From the end of February 2020 to November 2020, Chioma wandered around London, not knowing where she could go for help as her health deteriorated. Fortunately, a man at a train station gave her the number of Doctors of the World who linked her to a GP willing to treat her. “When they took my bloods, they were shocked,” she says. “They said I was like a walking corpse.”
The doctor told her that because she was sleeping sitting up on buses, her leg was swelling due to water retention. A charity assisted Chioma to get placed in a hostel that had an opening, where she was able to stay until June 2021, but she was back on the streets when spaces filled. During this time, she suspected she had COVID with a bad cough and terrible chest pain, but was too afraid to access healthcare. Finally in October 2021, Chioma found another job as a live-in nanny and is secure, for now.
“Public health should have been government’s number one priority over the past two years,” says Caitlin Boswell, Policy Officer at JCWI, to Left Foot Forward. “Instead, we’ve seen this government maintain their dangerous and discriminatory immigration rules undeterred.

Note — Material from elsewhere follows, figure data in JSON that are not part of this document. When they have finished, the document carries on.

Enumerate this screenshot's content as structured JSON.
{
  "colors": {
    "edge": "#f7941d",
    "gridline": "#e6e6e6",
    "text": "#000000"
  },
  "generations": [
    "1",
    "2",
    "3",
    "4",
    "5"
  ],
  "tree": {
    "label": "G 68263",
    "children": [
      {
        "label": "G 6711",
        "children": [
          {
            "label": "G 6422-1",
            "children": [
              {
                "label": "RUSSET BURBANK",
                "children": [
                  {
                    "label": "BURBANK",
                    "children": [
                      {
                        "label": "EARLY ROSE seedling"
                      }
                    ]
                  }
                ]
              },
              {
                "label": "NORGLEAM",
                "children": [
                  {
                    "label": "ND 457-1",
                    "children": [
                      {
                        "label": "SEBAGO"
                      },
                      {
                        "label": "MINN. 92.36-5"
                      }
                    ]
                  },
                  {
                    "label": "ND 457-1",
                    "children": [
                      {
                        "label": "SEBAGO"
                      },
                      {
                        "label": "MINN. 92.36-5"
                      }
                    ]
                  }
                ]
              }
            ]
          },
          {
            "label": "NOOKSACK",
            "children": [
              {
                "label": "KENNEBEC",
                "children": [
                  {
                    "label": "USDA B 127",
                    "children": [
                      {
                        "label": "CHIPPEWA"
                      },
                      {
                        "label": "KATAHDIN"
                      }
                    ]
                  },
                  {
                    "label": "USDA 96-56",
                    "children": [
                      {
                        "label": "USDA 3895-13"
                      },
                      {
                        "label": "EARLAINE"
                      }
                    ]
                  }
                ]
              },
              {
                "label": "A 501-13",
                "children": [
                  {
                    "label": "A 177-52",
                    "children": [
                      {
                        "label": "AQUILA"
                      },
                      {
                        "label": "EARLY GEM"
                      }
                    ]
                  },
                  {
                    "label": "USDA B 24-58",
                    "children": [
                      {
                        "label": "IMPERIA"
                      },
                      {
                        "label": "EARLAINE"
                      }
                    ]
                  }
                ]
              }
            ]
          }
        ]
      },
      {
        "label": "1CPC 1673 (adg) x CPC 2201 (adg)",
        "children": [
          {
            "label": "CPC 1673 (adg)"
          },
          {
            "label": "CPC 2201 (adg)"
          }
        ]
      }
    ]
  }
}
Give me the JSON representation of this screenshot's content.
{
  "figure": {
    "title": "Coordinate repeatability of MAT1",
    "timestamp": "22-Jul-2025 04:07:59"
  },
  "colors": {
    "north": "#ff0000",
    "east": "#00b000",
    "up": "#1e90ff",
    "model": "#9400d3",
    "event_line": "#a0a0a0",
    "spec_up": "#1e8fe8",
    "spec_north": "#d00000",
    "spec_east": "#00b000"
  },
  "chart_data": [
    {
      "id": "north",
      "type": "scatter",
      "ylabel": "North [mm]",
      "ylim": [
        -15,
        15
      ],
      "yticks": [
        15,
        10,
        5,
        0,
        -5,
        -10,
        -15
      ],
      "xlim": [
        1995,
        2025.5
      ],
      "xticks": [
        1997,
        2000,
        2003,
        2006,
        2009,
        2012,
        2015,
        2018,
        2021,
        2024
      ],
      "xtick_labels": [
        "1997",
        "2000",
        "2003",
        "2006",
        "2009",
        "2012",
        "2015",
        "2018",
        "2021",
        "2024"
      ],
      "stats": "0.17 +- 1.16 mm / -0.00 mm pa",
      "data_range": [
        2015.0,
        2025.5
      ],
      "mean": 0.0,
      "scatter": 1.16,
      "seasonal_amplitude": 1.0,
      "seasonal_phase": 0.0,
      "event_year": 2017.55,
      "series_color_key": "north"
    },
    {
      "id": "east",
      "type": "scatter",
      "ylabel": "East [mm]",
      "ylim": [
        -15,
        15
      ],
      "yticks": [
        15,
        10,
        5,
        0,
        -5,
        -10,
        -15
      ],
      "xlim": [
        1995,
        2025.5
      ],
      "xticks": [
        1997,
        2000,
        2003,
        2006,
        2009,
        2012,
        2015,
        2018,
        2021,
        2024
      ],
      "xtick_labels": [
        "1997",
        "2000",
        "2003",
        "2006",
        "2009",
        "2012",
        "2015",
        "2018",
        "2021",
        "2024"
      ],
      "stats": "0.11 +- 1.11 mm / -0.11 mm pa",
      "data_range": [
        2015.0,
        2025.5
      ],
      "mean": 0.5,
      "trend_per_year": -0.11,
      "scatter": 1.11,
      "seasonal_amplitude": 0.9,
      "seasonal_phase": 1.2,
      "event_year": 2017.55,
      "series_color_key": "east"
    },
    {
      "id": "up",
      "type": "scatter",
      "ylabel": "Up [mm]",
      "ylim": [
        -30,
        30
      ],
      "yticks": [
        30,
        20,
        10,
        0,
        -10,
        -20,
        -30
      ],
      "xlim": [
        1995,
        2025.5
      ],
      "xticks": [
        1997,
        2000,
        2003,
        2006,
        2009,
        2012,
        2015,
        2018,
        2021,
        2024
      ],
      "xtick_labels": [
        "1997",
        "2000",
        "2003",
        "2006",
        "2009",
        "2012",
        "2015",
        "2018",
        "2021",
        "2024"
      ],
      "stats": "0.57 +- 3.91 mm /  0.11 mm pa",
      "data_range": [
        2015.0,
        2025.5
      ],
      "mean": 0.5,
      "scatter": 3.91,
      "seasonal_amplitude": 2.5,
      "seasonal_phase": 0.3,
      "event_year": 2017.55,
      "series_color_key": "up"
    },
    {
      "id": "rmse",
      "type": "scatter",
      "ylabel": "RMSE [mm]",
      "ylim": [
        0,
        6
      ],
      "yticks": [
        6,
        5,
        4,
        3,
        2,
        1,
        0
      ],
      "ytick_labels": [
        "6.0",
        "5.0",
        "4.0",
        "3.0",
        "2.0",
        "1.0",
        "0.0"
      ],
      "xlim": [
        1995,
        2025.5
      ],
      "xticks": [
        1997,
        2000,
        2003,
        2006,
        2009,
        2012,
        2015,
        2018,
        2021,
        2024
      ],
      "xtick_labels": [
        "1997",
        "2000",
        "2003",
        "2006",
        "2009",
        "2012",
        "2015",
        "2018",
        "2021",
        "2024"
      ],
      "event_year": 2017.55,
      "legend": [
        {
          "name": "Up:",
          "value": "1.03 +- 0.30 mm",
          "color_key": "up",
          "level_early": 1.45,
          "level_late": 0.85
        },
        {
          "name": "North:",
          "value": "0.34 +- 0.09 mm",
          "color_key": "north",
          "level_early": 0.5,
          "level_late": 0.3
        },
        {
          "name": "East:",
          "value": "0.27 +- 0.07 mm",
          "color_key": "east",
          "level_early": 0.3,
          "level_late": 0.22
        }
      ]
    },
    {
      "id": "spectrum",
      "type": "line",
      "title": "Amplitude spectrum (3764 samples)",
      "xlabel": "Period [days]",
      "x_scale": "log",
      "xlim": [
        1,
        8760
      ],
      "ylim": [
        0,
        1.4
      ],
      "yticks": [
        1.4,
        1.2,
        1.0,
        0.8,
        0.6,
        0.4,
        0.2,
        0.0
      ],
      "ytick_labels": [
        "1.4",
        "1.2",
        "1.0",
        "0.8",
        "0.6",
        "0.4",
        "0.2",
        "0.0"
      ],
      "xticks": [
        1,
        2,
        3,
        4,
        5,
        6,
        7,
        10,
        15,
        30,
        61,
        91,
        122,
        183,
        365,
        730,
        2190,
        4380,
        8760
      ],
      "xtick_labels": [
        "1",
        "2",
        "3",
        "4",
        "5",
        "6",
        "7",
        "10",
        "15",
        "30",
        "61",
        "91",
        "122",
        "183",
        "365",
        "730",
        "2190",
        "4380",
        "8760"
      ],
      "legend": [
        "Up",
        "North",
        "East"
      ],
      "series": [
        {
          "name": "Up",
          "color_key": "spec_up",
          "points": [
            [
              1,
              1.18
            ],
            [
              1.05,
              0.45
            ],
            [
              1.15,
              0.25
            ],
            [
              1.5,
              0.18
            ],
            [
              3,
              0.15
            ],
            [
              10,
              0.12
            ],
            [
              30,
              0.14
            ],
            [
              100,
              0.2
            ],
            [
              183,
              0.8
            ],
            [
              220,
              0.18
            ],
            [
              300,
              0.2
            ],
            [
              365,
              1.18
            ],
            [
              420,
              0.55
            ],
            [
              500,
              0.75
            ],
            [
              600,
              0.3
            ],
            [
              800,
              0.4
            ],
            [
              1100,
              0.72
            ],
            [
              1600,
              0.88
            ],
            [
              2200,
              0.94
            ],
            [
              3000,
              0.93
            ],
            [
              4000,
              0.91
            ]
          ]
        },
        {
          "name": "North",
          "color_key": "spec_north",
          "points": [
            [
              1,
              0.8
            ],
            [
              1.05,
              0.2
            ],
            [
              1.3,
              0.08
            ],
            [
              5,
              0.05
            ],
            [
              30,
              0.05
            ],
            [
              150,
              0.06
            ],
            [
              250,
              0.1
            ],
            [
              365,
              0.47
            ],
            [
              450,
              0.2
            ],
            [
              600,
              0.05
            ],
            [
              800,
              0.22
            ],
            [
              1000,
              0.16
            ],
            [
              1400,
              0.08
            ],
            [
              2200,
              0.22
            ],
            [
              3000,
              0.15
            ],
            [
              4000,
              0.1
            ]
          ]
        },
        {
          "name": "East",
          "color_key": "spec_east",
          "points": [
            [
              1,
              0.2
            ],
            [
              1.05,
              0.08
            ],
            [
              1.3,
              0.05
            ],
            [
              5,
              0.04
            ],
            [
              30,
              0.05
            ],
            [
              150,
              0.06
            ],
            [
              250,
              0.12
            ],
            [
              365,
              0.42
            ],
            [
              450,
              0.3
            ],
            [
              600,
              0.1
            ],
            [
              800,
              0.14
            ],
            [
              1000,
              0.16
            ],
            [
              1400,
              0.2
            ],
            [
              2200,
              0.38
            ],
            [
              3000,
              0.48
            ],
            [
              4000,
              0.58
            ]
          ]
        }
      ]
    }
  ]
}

“These policies, which push people to lose status and then punish them when they do, have left people destitute, homeless, and scared to access care – making undocumented people’s lives almost impossible, and exacerbating their risk of catching and dying from COVID.”
Boswell urges the government to take the accounts of undocumented persons into their Covid Inquiry and prioritise the voice of all, without discrimination. “If government wants to learn lessons and fully recover from the pandemic, it must stop prioritising its anti-immigration agenda above saving lives,” says Boswell. “It must listen to migrants’ voices, including those who’ve lost status, and ensure that in the future, no-one has their life put at risk because of their immigration status. Doing so will not only protect the most marginalised, it will help protect all of us.”
“I feel like the government has created a hostile environment for people like us,” Chioma says, referring to other undocumented people in the UK.
“We have been here for years contributing to the workforce to survive. And I met so many people during this period who were also like me. It is so sad. If it weren’t for charities, a lot of us would not have survived during the pandemic.”